Since 2012 our working methodology has been informed through The Certainty of Insignificance; a pro-hedonic Pascal’s Wager of our own making, designed to exuberantly extoll the likelihood that one’s actions in the world will be insignificant.

When we were first invited by The Viriconium Palace to develop a presentation we were led by two experiences. First was a warning an acquaintance gave us: that if we kept presenting in artist-led spaces no-one would take our ‘career’ seriously. Second was our observation of the work artists put into demanding financial compensation for their actions.

By foregrounding money as the reward to rationalise all actions a chance is missed to circumnavigate this dominant discourse and to lessen its significance through an emphasis on actions as ends. The overlooking of actions is the blind spot of the neurotic careerist – where everything undertaken is purely a means.

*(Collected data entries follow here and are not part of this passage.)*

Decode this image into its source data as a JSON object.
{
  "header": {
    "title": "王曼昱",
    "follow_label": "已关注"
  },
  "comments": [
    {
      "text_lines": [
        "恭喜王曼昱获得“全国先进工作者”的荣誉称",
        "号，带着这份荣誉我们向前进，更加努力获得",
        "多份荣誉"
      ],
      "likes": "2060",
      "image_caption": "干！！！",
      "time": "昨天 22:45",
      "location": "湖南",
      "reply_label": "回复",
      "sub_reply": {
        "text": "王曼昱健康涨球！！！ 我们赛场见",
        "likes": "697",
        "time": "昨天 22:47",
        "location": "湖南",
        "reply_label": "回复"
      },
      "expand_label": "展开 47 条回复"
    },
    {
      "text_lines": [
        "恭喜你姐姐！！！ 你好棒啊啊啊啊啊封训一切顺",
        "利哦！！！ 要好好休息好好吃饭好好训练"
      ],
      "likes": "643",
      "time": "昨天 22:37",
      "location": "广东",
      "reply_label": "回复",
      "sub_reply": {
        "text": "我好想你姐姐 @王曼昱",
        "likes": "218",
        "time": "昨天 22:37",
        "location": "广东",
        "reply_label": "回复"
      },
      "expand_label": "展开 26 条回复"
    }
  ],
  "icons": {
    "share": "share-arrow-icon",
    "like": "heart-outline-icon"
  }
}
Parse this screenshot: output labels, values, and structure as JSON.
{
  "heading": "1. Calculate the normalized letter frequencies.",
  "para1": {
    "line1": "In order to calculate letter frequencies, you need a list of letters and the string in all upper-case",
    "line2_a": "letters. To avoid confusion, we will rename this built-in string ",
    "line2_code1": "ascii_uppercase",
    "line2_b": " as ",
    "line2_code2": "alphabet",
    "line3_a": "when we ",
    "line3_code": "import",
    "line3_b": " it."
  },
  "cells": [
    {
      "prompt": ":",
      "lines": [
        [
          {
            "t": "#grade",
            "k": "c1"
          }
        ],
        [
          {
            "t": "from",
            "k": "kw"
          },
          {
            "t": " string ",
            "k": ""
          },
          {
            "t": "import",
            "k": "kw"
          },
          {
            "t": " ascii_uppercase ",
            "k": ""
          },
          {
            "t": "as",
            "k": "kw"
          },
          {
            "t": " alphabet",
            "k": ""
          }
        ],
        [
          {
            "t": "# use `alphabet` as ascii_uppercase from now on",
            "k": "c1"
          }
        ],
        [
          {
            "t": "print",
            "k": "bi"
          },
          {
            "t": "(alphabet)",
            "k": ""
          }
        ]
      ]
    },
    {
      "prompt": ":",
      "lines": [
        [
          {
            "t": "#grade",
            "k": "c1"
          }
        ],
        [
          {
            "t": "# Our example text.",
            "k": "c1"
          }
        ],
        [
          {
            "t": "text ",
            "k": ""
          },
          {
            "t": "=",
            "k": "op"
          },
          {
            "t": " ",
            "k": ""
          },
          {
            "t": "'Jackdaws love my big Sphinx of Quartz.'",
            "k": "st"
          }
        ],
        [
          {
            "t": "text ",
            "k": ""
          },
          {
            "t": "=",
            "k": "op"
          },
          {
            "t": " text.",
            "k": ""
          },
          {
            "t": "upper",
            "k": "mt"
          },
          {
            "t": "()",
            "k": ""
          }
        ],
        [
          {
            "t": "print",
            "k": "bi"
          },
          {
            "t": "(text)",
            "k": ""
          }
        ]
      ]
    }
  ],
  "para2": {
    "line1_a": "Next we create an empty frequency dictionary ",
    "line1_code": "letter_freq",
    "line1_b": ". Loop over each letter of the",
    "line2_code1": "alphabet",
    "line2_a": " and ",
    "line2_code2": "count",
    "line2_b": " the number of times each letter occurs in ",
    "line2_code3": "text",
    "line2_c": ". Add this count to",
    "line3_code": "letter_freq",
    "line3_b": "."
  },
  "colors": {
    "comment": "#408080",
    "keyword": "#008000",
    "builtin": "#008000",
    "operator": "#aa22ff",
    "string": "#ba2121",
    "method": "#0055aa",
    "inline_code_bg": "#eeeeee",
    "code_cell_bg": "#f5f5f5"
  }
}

But how might people live our financially liberated, existentially buoyant ideals? How many Diogenes or Quentin Crisps can spring forth? These are questions we needed to explore through our new presentation, as it is hard to deny that making involves spending as living involves eating.
The perspective we have invoked to guide our actions here is that of self-perpetuating trustafarians – taking up employment to subsequently fund actions that are potentially only meaningful to us or available to a small group of people. This lifestyle could be understood as unnecessary extra work but we stand to promote it as pleasure.
Freed from regular financial and professional concerns we have developed malleable surfaces of thought made decorative. Our practice of philosophical embroidery combines the academic and the anecdotal, bringing to light a series of new experiences. These include a Diogenesian teleidoscope, a Tuatarina hatching pod and an old mechanics.
Trustafarian Vanity Project is a family affair and an inconvenience to nearly everyone involved, based between the Wyre Forest, Worcestershire and Phew, an island off the coast of Glasgow. Previous presentations include TNI (Vane, Newcastle, 2016), TOWWWWFD (Wasps, Glasgow, 2015), CDS (Transmission, Glasgow, 2013), SB (Centre for Contemporary Art, Glasgow, 2013), M5NF (The Royal Standard, Liverpool, 2012) and ILFTI (Collective, Edinburgh, 2012).